I'm going to assume that VVSSRC started mid-May - how's that sound?
- Self-Made Man: One Woman's Journey into Manhood and Back, by Norah Vincent
- Silent Bob Speaks: The Collected Writings of Kevin Smith, by Kevin Smith
- Dave Barry Does Japan, by Dave Barry
- Urban Tribes: Are Friends the New Family?, by Ethan Watters
- Dry: A Memoir, by Augusten Burroughs
- Rejuvenile: Kickball, Cartoons, Cupcakes, and the Reinvention of the American Grown-up, by Christopher Nixon
- Magical Thinking: True Stories, by Augusten Burroughs.
- The Underdog: How I Survived the World's Most Outlandish Competitions, by Joshua Davis
This woman pretended to be a guy for a year or so and wrote about her relationships with men and dating women. It's one of those books that usually sounds interesting and doesn't live up to expectations, but Vincent delivers.
A collection of essays from Kevin Smith, many of them from different web sites he's written for.

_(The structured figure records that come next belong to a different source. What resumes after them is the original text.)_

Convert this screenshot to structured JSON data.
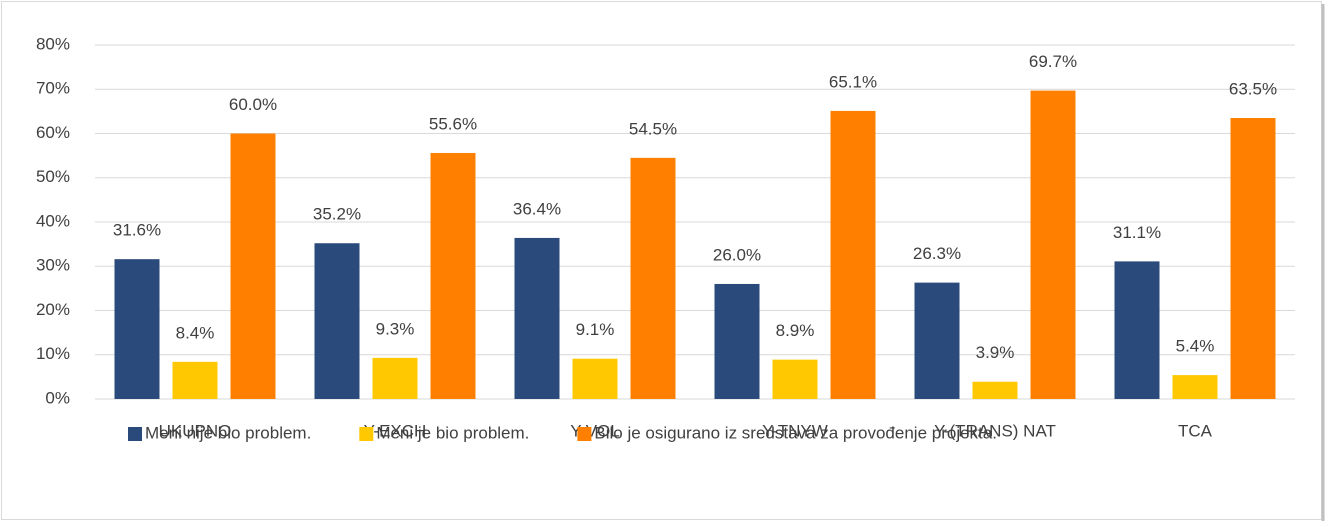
{
  "chart_data": {
    "type": "bar",
    "categories": [
      "UKUPNO",
      "Y-EXCH",
      "Y-VOL",
      "Y-TNYW",
      "Y-(TRANS) NAT",
      "TCA"
    ],
    "series": [
      {
        "name": "Meni nije bio problem.",
        "color": "#2a4a7b",
        "values": [
          31.6,
          35.2,
          36.4,
          26.0,
          26.3,
          31.1
        ],
        "value_labels": [
          "31.6%",
          "35.2%",
          "36.4%",
          "26.0%",
          "26.3%",
          "31.1%"
        ]
      },
      {
        "name": "Meni je bio problem.",
        "color": "#ffc800",
        "values": [
          8.4,
          9.3,
          9.1,
          8.9,
          3.9,
          5.4
        ],
        "value_labels": [
          "8.4%",
          "9.3%",
          "9.1%",
          "8.9%",
          "3.9%",
          "5.4%"
        ]
      },
      {
        "name": "Bilo je osigurano iz sredstava za provođenje projekta.",
        "color": "#ff8000",
        "values": [
          60.0,
          55.6,
          54.5,
          65.1,
          69.7,
          63.5
        ],
        "value_labels": [
          "60.0%",
          "55.6%",
          "54.5%",
          "65.1%",
          "69.7%",
          "63.5%"
        ]
      }
    ],
    "ylim": [
      0,
      80
    ],
    "yticks": [
      {
        "value": 0,
        "label": "0%"
      },
      {
        "value": 10,
        "label": "10%"
      },
      {
        "value": 20,
        "label": "20%"
      },
      {
        "value": 30,
        "label": "30%"
      },
      {
        "value": 40,
        "label": "40%"
      },
      {
        "value": 50,
        "label": "50%"
      },
      {
        "value": 60,
        "label": "60%"
      },
      {
        "value": 70,
        "label": "70%"
      },
      {
        "value": 80,
        "label": "80%"
      }
    ],
    "grid": true,
    "legend": "bottom"
  }
}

Smith is a fantastic storyteller, and most of the book reflects that. Check out his blog, too - the stories about his life are always great (the ones about showbiz, not as much).
This was one of those super cheap books I got from the Arlington Library a couple months ago. Dave Barry is always good for summer reading.
I wrote about this one already, but once again, I'd recommend this to anyone in the just-after-college age range.
I fell in love with Burroughs when I read Running with Scissors back in February. He's a fantastic storyteller, and with his fucked-up childhood, he's got plenty of material. This one's about his journey to sobriety.
Again, covered it.
I could rave about Burroughs again, but just trust me and read the book.
I haven't quite finished this one yet, but I just started it a couple days ago. I think this one was mentioned in Wired a while ago and it sounded pretty good, but it's been better than I expected. Davis is a fantastic writer, and it's sort of inspiring to read about these ridiculous competitions he gets himself into and how he does it. I'm half-tempted to try sumo wrestling after hearing about his experience doing it, and I figure I'd be a lot better at it than a scrawny 130-pound guy.
So that's my summer, so far. I've been reading a lot lately - it's been refreshing.